Sin embargo, no es el de John Ford el film comparativo, sino El bueno, el feo y el malo de Sergio Leone, un spaghetti western que va más allá del género me refiero al cinematográfico, no al sexo. El bueno es un papel disputado entre Pedro Sánchez y Albert Rivera, pero ninguno llega a la clase de Clint Eastwood. Sánchez parece el cantinero que se esconde tras la barra cuando hay pelea en el saloon, presto a sacar el rifle que tiene escondido, pero es asaz lento y torpe. Rivera es más rápido, pero como chico de los recados; no me parece el raudo lanzador de cuchillos que interpreta James Caan en El Dorado de Howard Hawks.

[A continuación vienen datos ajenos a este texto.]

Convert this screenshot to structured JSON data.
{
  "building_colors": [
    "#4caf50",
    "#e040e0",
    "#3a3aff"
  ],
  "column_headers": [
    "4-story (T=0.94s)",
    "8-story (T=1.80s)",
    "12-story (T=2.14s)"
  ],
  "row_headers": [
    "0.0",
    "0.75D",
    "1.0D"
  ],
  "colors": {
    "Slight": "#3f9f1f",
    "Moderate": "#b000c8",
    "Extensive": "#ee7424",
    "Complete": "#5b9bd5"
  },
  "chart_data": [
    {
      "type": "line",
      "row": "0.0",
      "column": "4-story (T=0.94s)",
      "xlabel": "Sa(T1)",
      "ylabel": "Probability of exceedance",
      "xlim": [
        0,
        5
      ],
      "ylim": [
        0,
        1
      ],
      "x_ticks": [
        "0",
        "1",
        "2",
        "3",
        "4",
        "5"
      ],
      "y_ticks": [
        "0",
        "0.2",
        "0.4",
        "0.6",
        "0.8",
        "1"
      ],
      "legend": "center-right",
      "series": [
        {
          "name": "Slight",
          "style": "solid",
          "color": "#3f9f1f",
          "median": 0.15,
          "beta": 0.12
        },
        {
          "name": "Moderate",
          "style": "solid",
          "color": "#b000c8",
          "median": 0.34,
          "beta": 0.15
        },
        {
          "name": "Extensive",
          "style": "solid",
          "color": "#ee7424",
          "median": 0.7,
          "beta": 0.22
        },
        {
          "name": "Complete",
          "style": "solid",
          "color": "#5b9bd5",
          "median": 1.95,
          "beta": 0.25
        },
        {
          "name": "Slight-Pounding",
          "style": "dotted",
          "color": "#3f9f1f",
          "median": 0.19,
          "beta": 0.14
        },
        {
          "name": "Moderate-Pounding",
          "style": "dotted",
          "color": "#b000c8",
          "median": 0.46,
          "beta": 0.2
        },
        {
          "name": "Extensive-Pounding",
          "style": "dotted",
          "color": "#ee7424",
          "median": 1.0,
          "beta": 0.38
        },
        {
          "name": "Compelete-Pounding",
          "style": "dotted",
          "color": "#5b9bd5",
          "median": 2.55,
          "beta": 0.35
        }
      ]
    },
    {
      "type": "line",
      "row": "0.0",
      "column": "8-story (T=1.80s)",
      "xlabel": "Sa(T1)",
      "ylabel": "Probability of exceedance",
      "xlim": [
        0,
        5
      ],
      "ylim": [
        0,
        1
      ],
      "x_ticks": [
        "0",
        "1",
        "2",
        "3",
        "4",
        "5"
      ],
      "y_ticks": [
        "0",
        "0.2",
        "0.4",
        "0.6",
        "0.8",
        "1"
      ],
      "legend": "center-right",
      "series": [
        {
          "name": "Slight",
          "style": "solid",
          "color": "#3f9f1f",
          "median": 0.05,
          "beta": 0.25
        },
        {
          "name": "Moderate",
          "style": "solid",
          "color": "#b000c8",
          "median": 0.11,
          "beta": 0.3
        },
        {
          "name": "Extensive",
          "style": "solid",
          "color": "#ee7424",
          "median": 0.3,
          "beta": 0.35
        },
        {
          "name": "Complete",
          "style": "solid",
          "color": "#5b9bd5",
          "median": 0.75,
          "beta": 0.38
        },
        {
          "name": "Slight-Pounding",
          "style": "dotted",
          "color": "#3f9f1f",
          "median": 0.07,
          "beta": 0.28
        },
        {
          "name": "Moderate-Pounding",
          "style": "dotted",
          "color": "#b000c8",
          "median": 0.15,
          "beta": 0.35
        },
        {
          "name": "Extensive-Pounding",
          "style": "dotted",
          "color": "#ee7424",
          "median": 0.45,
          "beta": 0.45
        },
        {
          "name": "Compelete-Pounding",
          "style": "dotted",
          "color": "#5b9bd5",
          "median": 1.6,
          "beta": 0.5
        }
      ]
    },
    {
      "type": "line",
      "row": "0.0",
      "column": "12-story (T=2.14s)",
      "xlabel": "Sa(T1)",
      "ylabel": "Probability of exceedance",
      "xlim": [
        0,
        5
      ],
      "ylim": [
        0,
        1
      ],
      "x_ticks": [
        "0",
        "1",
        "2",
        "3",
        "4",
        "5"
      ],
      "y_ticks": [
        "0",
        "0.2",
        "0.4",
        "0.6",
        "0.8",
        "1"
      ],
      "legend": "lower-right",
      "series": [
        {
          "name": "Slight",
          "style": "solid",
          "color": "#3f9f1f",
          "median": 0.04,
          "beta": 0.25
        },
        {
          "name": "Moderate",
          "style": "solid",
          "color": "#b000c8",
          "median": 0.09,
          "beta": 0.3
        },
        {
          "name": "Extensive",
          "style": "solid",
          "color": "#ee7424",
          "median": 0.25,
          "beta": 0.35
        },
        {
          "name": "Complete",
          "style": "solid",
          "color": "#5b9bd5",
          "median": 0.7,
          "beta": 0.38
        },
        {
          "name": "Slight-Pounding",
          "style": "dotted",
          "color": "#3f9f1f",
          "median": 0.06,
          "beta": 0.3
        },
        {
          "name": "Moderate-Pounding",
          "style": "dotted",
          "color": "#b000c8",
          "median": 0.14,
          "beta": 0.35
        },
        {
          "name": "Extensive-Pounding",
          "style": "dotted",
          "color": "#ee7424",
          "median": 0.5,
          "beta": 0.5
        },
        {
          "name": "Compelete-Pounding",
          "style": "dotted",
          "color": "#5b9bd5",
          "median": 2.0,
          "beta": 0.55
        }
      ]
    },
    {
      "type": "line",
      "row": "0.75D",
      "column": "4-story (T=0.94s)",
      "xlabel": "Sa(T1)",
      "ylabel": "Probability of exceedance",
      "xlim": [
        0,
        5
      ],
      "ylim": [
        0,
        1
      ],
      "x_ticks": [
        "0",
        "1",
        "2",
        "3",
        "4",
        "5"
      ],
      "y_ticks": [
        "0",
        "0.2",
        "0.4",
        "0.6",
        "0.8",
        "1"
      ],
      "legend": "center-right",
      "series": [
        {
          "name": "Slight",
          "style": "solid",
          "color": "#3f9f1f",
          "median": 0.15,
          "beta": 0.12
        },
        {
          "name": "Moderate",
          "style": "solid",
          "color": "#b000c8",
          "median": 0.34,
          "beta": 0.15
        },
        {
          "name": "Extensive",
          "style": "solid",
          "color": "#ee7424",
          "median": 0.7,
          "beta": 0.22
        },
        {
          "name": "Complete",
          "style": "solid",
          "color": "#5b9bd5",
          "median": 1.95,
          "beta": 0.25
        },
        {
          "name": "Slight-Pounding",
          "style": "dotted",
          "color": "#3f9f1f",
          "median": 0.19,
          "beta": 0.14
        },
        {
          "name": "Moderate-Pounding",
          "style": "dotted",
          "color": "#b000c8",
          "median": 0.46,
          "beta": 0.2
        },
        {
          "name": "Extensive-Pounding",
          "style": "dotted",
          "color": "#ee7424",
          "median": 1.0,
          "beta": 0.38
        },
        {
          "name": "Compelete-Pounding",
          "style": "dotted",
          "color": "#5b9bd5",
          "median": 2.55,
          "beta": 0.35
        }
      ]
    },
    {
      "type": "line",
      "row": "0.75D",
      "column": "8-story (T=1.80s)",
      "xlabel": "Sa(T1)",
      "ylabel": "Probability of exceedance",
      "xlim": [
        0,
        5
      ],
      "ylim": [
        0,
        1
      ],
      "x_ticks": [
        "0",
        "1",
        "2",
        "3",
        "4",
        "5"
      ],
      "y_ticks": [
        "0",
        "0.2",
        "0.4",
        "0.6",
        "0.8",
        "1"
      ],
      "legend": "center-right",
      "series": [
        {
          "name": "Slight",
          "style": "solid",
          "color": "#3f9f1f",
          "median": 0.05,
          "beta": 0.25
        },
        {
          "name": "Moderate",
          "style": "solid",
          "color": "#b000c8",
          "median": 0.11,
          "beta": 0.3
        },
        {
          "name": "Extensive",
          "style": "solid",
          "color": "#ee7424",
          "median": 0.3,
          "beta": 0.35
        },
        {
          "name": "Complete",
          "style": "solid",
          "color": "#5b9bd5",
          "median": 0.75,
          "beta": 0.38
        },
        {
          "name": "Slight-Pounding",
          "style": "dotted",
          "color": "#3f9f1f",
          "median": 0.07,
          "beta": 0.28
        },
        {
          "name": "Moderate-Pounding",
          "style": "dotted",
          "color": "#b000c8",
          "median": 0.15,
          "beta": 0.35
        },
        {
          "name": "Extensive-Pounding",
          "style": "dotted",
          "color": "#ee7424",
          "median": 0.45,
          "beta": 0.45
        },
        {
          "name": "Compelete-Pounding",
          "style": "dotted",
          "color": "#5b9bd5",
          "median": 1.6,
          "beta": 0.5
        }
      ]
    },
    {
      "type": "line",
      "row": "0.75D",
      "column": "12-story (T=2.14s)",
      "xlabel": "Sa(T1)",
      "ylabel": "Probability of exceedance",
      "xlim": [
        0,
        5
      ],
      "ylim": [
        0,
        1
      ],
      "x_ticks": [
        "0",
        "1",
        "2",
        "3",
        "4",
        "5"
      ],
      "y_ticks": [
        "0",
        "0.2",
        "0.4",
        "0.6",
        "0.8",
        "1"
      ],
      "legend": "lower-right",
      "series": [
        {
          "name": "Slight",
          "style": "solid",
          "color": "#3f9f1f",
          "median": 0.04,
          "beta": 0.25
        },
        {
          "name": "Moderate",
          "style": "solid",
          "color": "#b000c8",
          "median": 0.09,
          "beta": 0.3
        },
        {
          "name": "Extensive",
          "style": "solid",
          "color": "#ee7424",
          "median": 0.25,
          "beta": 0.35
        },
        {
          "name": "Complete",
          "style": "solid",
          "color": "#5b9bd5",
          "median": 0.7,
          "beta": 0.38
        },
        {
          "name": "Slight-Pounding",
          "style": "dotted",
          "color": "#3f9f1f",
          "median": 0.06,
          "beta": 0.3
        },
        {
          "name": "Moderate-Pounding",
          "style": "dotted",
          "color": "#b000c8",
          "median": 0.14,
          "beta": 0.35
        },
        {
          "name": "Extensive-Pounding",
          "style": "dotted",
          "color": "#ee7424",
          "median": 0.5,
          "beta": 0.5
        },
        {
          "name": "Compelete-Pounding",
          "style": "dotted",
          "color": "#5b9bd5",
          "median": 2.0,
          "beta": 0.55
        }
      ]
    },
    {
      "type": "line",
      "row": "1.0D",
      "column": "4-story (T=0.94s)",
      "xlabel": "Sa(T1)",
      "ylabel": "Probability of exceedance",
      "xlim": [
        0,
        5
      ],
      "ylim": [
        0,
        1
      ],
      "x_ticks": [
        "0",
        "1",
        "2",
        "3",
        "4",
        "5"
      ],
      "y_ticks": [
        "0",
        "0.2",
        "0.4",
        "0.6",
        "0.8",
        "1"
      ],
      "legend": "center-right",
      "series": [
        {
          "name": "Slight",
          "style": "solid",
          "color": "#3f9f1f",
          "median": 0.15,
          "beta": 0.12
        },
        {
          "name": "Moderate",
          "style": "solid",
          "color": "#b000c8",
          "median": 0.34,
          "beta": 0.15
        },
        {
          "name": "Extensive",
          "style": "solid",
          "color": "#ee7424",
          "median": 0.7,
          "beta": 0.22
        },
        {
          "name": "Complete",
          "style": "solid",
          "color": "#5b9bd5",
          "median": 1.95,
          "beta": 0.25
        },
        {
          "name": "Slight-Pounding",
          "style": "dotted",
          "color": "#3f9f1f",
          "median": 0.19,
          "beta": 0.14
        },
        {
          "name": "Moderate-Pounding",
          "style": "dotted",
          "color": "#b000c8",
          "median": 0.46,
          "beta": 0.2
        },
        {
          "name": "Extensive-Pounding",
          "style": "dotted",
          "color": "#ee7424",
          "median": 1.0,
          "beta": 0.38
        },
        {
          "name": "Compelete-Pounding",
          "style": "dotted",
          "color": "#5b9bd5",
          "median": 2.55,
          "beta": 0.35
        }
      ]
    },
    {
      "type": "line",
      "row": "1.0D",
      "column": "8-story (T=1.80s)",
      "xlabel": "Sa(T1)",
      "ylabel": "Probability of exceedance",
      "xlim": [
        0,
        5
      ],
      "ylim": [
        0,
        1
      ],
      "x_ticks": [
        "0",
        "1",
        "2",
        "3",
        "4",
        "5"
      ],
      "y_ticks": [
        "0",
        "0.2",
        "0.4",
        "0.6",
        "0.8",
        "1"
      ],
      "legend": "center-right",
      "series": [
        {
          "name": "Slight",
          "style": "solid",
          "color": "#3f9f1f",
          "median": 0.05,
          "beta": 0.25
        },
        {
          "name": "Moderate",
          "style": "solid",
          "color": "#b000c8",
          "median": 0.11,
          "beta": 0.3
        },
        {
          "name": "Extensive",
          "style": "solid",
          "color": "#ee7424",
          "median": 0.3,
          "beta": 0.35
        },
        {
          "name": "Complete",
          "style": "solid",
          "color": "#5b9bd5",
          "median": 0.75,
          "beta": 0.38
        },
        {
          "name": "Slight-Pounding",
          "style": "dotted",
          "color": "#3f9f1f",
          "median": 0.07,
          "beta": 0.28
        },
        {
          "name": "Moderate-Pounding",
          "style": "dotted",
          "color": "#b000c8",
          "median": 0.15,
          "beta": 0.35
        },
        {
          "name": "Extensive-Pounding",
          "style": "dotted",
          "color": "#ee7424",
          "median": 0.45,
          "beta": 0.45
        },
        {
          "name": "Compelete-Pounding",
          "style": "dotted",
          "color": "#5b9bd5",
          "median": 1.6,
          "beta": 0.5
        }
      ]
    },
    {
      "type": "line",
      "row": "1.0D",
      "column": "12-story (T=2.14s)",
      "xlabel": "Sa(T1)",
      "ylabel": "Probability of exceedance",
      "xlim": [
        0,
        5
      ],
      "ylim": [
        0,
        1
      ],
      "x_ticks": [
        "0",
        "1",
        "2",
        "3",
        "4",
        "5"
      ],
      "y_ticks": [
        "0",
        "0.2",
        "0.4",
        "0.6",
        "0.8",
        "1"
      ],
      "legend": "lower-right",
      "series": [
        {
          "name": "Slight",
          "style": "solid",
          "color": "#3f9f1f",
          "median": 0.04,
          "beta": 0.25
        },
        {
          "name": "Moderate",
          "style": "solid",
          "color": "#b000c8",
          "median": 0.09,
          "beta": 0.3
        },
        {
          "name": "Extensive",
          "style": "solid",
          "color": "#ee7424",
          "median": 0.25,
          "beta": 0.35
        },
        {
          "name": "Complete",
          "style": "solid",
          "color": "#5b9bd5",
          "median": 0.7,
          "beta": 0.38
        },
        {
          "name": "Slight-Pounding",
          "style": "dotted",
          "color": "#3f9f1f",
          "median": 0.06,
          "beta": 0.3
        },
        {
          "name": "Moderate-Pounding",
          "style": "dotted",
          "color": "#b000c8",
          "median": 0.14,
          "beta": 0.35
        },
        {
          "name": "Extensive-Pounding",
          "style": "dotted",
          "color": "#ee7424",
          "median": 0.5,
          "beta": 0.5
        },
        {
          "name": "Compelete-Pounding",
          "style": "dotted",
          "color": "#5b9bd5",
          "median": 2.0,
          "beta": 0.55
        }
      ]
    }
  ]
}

El papel de feo es indiscutiblemente para Mariano Rajoy. Por más que se sienta galán, yo lo veo imitando a Eli Wallach ¡qué quieren que les diga! aunque tiene más pinta de sepulturero, por su afición a salir un momento antes del duelo y sólo para tomar medidas. El malo, esta vez sí, indiscutiblemente incluso para él mismo, que se divertiría mucho con la comparación, es Pablo Iglesias. Para ser como Lee Van Cliff debería cortarse la coleta, pero nadie como él para mirar a su alrededor y pensar «que os veo venir, que vais todos a por mí... y yo a por vosotros».

En la peli, el final estaba amañado, pero el día 26J veremos quién busca el oro en medio de la paz del cementerio.